The Robots Are Coming: Do You See What I See?

c3pO_head.jpg

Getting machines to see and react to the things that we see and react to is quite rightly considered an important step along the path to true artificial intelligence.

However as new research at the University of Toronto by Amir Rosenfeld, Richard Zemel, and John K. Tsotsos, showed last month, visual recognition systems can be fooled and indeed broken, simply by introducing strange variables into a familiar scene.

In their paper Elephant In The Room Rosenfeld and his team highlight some of the fallacies of object detection systems being developed today. Whereby they literally (and I do mean literally) introduce an elephant into a room to see how the object detection systems deal with this new variable.

Answer: Not very well at all . . .

Vision Illusion

You may have heard that human vision is not perfect. Even if unlike me, you don't need glasses and have 20/20 vision or better (yes there is better!).

In fact it turns out that a huge part of our vision is filled in by our imaginations.

Do me a favour, stop reading this for a few seconds and look around the room you're in now, I'll wait for you . . .

OK, notice anything strange?

No, of course you didn't, you saw exactly what you expected to see. But what if I told you that a good percentage, perhaps ten or more percent of what you just looked at, is not really there.

Look at the image below.

Cover your right eye and use your left eye to look at the dot on the right hand side.
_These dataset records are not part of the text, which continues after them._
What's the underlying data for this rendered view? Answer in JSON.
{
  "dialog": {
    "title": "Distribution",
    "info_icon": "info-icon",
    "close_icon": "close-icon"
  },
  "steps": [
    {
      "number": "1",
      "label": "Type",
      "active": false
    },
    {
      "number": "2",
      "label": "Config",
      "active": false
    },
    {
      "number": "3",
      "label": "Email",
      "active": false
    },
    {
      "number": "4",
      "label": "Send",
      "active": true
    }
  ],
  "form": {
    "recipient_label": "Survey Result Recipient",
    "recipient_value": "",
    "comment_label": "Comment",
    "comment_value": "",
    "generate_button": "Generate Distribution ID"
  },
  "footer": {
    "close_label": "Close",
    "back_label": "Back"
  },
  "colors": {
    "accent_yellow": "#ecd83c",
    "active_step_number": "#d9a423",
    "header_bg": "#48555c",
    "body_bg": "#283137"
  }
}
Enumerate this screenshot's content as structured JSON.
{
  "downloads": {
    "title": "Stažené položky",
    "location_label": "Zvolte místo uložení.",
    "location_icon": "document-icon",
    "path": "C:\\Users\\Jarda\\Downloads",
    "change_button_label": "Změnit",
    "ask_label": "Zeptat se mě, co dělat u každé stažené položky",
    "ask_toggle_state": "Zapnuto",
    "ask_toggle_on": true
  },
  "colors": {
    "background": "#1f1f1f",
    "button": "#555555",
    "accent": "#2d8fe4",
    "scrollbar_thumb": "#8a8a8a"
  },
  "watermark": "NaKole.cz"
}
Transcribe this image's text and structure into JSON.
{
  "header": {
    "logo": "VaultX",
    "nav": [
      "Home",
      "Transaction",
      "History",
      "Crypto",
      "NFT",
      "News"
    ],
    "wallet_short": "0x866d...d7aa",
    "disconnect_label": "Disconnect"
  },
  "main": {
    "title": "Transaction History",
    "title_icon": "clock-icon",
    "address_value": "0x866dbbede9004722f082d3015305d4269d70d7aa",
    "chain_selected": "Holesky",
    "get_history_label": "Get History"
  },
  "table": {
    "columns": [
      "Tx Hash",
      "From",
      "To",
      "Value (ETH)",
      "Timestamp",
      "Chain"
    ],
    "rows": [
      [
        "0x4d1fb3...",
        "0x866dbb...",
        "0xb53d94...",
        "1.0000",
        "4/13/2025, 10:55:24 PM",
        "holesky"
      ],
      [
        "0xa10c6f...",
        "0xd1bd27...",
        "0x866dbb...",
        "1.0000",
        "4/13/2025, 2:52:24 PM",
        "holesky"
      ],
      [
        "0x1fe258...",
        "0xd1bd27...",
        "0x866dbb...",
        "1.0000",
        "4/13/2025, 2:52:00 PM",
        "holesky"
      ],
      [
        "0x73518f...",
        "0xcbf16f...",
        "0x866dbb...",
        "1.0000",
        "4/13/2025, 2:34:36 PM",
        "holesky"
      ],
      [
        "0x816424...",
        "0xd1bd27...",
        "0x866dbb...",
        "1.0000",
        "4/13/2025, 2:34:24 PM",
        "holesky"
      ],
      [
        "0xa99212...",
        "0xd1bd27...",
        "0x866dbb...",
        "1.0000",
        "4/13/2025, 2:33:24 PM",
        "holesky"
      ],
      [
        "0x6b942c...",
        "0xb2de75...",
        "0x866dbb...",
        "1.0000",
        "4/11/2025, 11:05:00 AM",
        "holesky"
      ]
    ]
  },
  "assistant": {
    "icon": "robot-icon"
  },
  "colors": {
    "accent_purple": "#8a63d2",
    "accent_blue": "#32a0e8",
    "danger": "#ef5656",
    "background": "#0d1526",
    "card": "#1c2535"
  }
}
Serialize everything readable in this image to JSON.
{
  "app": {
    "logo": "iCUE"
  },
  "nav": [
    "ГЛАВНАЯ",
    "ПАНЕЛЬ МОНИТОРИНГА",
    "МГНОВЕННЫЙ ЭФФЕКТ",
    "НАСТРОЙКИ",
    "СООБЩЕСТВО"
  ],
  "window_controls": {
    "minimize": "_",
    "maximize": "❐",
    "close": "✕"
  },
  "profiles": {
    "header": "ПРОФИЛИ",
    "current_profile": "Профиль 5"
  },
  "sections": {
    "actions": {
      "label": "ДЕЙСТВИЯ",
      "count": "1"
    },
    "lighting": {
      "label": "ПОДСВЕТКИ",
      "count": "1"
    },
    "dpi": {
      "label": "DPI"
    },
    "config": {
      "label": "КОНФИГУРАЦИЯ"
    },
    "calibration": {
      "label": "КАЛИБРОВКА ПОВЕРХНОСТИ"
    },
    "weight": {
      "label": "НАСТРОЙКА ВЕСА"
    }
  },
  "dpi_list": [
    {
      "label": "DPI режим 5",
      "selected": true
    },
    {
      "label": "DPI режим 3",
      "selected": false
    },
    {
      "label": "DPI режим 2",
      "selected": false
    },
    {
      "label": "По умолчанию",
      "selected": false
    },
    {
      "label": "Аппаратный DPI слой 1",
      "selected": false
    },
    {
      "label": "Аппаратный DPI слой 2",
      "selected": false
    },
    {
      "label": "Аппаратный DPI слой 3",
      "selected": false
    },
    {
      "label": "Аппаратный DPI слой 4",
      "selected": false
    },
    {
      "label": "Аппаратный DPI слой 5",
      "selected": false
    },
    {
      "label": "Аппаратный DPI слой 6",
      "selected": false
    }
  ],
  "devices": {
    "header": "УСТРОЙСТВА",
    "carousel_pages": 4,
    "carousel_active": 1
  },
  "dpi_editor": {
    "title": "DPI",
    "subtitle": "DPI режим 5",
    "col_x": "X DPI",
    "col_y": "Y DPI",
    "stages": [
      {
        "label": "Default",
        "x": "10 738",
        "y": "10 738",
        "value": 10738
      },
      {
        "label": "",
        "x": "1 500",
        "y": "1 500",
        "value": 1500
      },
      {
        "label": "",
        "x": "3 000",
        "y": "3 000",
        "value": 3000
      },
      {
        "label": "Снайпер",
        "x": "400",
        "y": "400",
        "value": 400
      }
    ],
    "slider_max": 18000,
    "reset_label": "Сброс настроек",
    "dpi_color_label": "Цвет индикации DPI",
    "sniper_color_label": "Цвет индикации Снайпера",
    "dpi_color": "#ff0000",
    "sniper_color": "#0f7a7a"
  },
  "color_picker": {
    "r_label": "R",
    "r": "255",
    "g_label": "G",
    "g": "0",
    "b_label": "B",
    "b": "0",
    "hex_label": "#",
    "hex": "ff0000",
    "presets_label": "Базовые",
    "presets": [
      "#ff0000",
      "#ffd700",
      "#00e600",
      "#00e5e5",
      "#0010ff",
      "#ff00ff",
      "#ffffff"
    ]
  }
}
If you're viewing this on a phone it may not be big enough, however you can recreate the trick with a bit of paper and a pen.

OK, so now you are looking at the right dot, with your left eye, making sure your right side is covered. Slowly bring your head closer to the screen.

disappearing_dot_blindspot.jpg

Pow!

Did you see that?

The dot on the left disappeared! and was replaced by the white paper. How can this be?

The dot obviously does not really disappear, and to see white instead of black does not make sense because where is the input coming from?

The answer is quite simply that we have a blind spot, and rather than just have a grey band or splodge in its place. Our rather helpful brains create a scene that they think should be there. This helps give the illusion of an unbroken field of vision.

note: for extra freakiness, put a finger where the dot should be and watch the top of it disappear!

Opticians For Robots

The first and perhaps most obvious application for machine sight is in self-driving cars. Google and Tesla amongst others, are creating vehicles that will be able to drive us back from the bar in complete safety, while we sit on the back seat drunk as skunks.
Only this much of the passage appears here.